The FIFA World Cup, which kicks off here in the next two weeks, is expected to leave a “favorable” economic impact over the next 12 months, according to the Qatar Financial Center (QFC).
“It is hoped that the sporting event will have a favorable impact on the country over the next 12 months, with sentiment improving to a two-year high,” said QFC Authority chief executive Yousuf Mohamed al-Jaida. , after disclosing the findings of the latest Purchasing Managers Index (PMI) survey.
The Qatar PMI indices are compiled from survey responses from a panel of approximately 450 private sector companies. The panel covers the manufacturing, construction, wholesale, retail and service sectors, and reflects the structure of the non-energy economy according to official national accounts data.
Stressing that the FIFA World Cup will bring a large influx of tourism activity to Qatar, he said sustained increases in production suggest businesses are set for a busy four weeks of transactions.
The latest PMI data revealed that Doha’s non-oil private sector moderated at the start of the fourth quarter, but the growth rate of total economic activity remained marked as companies braced for an influx of sales in Football World Cup prediction.
Survey data indicates that expectations have been boosted by the fast approaching World Cup with sentiment at its highest level in two years in October.
Pricing data signaled improved profitability with a near-record increase in selling costs alongside a marginal increase in input costs.
The data revealed that new orders declined, while buying activity also slowed. Meanwhile, companies have cut their workforces to a record degree in a bid to cut costs.
“While production continued to grow vigorously, companies reported a further slowdown in new orders. Subsequently, businesses were keen to make efficiencies where they could and reduced purchasing activity during the month. Efforts have also been made to reduce staff numbers, which have been declining at the fastest rate in the survey’s history,” al-Jaida said.
The overall PMI is a single-digit composite indicator of non-energy private sector performance. It is derived from indicators relating to incoming orders, production, employment, delivery times from suppliers and purchase stocks.
At 48.4 in October, against 50.7 in September, the latest PMI indicated a moderation in the economy in the private sector excluding energy. The latest result ended 27 successive months of growth. The overall figure was only slightly below the neutral value of 50.
The continued moderation in new orders led non-energy companies in Qatar to reduce their purchasing activity. The rate of decline has been rapid, but milder than the contractions seen at the height of the pandemic.
As far as prices are concerned, the overall prices of intermediate consumption increased for the third month in a row. A further rise in purchasing costs led to the latest increase.
“The rate of inflation, however, was only marginal, in a context of falling staff costs,” the survey said.

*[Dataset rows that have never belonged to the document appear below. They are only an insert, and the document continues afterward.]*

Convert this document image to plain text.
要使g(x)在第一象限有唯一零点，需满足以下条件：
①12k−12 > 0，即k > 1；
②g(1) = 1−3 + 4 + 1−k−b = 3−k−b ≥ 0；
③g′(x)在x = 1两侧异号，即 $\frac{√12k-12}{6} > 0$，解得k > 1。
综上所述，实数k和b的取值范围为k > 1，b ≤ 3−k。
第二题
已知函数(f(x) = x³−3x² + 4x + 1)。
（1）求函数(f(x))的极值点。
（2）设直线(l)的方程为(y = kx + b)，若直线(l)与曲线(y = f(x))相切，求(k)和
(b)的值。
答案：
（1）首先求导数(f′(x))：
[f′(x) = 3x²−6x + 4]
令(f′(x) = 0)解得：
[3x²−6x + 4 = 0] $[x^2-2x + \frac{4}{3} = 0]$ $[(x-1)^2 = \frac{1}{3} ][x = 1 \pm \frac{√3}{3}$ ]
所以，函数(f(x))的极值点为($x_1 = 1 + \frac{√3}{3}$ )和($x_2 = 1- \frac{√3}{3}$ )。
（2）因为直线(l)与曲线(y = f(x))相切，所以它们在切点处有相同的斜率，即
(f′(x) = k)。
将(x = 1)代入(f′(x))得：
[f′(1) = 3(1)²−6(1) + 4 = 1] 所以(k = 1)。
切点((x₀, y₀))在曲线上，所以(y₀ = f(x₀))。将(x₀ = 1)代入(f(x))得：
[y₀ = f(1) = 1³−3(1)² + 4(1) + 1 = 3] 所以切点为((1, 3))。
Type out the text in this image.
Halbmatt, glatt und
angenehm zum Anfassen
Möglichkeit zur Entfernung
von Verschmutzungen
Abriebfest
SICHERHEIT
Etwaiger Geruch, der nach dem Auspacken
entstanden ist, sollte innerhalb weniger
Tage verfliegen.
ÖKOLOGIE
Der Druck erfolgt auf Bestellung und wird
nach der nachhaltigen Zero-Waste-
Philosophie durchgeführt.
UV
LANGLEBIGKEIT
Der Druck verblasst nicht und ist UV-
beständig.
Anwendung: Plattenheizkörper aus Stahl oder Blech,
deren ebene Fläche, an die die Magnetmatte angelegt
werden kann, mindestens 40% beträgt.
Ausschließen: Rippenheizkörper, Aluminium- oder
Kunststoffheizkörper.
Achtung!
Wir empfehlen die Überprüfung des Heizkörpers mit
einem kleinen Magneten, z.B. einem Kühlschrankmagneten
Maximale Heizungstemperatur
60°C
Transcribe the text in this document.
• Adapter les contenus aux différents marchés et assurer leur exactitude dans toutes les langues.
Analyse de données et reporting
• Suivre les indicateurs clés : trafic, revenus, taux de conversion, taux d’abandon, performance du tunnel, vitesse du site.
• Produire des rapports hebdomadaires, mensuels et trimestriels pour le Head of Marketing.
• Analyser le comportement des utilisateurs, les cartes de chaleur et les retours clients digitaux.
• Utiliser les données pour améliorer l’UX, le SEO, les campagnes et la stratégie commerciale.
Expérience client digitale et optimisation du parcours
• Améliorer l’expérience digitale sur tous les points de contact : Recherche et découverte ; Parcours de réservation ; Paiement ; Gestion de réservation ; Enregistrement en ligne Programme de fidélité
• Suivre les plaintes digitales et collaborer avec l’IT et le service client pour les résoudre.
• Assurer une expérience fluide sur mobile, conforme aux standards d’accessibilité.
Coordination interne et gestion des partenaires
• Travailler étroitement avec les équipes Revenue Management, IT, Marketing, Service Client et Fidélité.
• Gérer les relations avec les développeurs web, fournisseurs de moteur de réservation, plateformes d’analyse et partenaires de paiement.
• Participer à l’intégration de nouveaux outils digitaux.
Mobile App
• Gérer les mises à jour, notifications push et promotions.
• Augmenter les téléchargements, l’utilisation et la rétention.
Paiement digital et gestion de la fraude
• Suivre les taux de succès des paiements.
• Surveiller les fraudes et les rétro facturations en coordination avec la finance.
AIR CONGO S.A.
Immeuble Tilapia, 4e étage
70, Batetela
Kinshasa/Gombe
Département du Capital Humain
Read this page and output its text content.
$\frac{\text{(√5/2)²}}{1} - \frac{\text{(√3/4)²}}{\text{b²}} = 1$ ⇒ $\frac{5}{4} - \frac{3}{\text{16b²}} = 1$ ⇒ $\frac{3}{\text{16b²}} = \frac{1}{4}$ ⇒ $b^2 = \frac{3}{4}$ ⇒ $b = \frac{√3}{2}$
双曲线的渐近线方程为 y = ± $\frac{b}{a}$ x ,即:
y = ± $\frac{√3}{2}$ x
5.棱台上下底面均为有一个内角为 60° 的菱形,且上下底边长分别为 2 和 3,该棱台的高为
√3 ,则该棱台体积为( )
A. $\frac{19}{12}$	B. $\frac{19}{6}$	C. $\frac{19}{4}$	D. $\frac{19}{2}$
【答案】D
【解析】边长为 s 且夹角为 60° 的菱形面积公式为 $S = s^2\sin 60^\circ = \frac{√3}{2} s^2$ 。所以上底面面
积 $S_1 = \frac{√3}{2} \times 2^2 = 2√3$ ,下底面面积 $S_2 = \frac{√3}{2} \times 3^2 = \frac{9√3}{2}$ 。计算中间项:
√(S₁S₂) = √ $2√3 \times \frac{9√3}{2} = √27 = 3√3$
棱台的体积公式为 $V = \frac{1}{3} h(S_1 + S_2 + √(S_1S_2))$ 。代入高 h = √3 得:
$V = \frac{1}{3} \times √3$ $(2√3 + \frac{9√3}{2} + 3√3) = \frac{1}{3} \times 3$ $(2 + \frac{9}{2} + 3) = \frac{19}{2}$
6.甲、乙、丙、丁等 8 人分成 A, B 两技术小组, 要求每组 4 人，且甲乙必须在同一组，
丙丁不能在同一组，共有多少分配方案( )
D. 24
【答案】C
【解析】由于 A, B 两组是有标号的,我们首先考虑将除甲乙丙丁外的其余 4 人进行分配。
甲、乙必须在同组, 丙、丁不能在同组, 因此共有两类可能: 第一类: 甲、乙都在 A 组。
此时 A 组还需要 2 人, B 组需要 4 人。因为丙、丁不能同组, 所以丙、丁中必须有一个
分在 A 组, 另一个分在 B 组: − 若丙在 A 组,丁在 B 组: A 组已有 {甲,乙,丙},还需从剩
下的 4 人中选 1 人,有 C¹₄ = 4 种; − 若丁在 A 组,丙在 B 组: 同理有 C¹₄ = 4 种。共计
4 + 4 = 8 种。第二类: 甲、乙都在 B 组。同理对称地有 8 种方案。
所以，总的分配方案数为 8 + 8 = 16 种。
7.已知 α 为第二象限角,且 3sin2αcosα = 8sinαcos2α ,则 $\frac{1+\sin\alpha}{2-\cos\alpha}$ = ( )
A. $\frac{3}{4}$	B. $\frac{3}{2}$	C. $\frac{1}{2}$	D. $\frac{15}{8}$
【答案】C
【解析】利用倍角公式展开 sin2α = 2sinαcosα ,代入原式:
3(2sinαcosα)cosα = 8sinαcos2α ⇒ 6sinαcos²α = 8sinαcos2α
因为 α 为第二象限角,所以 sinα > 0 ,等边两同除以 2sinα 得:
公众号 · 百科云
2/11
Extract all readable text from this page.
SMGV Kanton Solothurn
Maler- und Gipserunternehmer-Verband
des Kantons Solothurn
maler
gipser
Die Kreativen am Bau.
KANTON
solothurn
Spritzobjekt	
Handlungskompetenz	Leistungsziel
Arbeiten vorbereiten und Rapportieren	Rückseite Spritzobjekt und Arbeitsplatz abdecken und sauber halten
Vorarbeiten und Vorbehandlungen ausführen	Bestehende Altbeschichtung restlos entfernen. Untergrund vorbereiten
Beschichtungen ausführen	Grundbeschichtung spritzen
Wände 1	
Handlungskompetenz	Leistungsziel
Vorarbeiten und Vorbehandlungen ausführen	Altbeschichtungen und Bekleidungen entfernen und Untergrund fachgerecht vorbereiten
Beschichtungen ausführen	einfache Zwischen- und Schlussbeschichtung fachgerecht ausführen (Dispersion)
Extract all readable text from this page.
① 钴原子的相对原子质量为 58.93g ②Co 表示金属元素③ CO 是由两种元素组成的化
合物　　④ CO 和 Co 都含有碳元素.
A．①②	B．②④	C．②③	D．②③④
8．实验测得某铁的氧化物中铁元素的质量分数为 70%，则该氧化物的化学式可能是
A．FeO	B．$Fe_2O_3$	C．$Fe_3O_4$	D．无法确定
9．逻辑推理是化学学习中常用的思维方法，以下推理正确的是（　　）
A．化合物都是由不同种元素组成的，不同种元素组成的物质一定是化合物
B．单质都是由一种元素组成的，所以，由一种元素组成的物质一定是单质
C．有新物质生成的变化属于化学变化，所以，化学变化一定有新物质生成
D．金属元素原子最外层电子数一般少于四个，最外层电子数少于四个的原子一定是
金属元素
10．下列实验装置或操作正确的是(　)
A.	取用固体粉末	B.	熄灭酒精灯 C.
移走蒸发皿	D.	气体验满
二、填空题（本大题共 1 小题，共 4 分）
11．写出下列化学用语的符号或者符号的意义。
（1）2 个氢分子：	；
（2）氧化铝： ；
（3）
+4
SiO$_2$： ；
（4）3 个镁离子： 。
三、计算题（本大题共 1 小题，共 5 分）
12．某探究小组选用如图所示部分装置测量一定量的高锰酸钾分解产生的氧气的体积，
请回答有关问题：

Businesses in turn increased their selling prices sharply, and at the third fastest rate in the history of the survey, behind that seen only in the previous survey period and in November 2021. According to comments from the panel, businesses have raised fees to take advantage of increased tourism activity.
“Looking ahead, companies were largely optimistic about their production expectations over the coming year. Companies were hoping that the FIFA World Cup would have a positive impact on production growth,” he said.
The latest PMI data on Qatar’s financial services sector signaled another marked improvement in October, with business activity now increasing every month since July 2021.
The production growth rate has been robust and much faster than the long-term series average.
New orders rose again, as they have since June 2020. The growth rate, however, was the weakest in 15 months.